To his mind, it didn't do anyone any favors, period.
"In the end, Shrek didn't save DreamWorks from setting itself off a few years later."
"It didn't extend [Mike] Myers's career past a hard expiration date. And Katzenberg went on to found Quibi."
"The entire enterprise is better left in the past."
Tobias was so proud of his critique, he even boasted about it on Twitter.
But fans of Shrek and those excited for the 20th Anniversary weren't about to take this sitting down.
Some couldn't believe anyone would even write such a critique.
Others were really miffed with specific aspects of the review.
They had their rebuttals ready.
Some were simply offended or felt they had been betrayed.

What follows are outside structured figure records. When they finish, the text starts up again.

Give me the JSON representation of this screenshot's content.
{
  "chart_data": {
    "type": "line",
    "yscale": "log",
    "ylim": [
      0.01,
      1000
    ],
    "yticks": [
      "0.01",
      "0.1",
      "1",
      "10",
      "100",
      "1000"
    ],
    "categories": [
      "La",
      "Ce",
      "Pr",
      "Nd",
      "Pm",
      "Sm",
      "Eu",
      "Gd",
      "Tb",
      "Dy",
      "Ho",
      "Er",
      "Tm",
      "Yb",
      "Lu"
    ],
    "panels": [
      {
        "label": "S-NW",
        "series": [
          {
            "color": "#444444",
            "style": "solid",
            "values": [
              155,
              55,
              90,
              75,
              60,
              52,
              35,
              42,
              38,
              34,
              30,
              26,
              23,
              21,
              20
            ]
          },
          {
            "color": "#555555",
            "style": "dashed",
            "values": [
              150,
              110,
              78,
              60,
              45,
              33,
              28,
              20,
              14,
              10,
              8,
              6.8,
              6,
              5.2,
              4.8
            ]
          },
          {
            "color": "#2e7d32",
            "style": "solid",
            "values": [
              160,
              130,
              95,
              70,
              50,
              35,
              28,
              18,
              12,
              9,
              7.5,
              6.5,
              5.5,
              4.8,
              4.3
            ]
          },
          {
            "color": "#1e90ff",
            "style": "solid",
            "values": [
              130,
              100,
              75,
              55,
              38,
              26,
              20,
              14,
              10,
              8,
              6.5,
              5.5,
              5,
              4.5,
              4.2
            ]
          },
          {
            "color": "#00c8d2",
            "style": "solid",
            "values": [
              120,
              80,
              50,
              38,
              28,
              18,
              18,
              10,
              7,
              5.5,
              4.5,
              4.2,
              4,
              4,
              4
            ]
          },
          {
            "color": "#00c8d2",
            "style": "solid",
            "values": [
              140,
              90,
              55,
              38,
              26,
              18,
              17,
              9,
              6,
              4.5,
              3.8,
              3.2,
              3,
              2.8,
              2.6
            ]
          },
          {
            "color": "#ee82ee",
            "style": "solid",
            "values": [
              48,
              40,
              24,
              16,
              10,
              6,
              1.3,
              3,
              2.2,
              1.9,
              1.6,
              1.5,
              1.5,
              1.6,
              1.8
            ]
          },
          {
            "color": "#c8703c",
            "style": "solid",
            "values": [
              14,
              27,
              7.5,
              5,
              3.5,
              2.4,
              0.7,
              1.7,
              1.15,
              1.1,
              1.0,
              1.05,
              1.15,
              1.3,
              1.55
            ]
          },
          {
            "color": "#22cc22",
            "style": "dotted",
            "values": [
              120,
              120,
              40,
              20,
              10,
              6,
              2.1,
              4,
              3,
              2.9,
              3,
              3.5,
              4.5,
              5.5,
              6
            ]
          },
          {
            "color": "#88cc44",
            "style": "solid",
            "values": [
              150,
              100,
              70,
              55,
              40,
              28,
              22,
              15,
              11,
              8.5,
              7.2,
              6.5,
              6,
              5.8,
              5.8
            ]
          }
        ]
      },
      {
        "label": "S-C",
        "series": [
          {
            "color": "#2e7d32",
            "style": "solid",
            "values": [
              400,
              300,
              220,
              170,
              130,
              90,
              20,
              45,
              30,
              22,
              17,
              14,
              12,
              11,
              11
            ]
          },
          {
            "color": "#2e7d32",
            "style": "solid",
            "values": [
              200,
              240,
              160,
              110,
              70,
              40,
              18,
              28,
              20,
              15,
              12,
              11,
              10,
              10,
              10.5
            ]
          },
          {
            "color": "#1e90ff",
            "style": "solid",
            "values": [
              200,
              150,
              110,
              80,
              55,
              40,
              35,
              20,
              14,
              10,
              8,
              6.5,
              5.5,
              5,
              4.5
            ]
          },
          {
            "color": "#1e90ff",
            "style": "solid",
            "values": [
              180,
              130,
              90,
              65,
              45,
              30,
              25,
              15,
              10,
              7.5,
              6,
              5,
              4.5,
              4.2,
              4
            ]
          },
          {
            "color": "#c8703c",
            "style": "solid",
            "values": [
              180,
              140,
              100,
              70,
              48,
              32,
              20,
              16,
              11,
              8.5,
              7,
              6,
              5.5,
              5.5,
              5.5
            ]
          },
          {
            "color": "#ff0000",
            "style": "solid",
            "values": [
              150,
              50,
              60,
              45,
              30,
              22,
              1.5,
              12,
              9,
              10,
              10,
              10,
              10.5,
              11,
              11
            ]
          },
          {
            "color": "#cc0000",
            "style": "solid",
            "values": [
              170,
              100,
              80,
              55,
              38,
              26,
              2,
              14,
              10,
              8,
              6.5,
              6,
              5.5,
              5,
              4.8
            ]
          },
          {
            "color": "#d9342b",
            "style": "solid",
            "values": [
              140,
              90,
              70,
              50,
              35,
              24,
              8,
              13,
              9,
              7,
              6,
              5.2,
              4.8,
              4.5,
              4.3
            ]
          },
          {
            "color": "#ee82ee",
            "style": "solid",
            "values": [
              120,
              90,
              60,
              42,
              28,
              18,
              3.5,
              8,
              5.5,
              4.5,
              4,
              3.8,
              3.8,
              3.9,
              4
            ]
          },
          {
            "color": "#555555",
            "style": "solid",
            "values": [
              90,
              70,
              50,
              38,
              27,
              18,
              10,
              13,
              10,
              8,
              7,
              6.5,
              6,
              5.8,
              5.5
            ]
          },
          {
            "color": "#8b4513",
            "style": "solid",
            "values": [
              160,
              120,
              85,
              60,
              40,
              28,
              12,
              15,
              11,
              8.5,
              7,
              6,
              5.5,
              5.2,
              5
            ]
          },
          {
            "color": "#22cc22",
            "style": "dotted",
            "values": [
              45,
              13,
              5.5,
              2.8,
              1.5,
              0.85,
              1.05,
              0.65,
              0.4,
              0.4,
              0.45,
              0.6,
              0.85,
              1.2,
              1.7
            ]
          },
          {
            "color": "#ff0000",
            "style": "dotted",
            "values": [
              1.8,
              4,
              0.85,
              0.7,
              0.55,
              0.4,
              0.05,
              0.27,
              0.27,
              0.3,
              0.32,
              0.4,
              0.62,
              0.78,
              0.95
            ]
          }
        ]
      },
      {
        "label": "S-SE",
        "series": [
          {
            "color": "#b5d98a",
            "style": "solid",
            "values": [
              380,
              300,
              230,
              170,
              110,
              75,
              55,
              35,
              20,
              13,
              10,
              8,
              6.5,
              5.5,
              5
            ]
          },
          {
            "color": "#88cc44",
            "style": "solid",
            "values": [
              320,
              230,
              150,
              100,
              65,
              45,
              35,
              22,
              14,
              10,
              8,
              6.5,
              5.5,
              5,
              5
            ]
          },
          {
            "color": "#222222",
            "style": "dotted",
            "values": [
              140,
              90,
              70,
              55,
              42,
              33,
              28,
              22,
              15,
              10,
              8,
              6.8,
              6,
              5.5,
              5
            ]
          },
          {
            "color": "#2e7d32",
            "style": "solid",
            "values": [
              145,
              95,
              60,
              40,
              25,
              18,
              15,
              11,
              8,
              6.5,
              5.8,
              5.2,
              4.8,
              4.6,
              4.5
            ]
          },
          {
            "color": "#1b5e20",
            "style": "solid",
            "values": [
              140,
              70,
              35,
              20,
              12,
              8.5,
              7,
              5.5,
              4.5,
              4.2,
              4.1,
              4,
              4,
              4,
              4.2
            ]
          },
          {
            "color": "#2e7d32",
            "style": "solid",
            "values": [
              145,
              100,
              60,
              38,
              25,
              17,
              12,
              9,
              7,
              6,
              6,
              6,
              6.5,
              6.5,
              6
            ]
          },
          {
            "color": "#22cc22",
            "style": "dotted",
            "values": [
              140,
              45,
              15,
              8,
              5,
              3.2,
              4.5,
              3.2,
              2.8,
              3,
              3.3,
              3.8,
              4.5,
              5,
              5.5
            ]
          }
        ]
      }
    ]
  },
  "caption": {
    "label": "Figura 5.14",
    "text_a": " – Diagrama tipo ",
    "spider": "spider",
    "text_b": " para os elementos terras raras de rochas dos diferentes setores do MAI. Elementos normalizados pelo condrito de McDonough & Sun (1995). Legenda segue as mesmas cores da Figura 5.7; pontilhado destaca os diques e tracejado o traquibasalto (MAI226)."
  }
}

But... there were those small few who understood where Tobias was coming from.
The old saying goes, "You can't make everyone happy," and that strands true, whether it's for a much-loved animated film like Shrek or for a critique of the film by Scott Tobias.
There are going to be avid fans and lackluster never-watched-its, as well as those who wildly disagree or quietly nod their heads.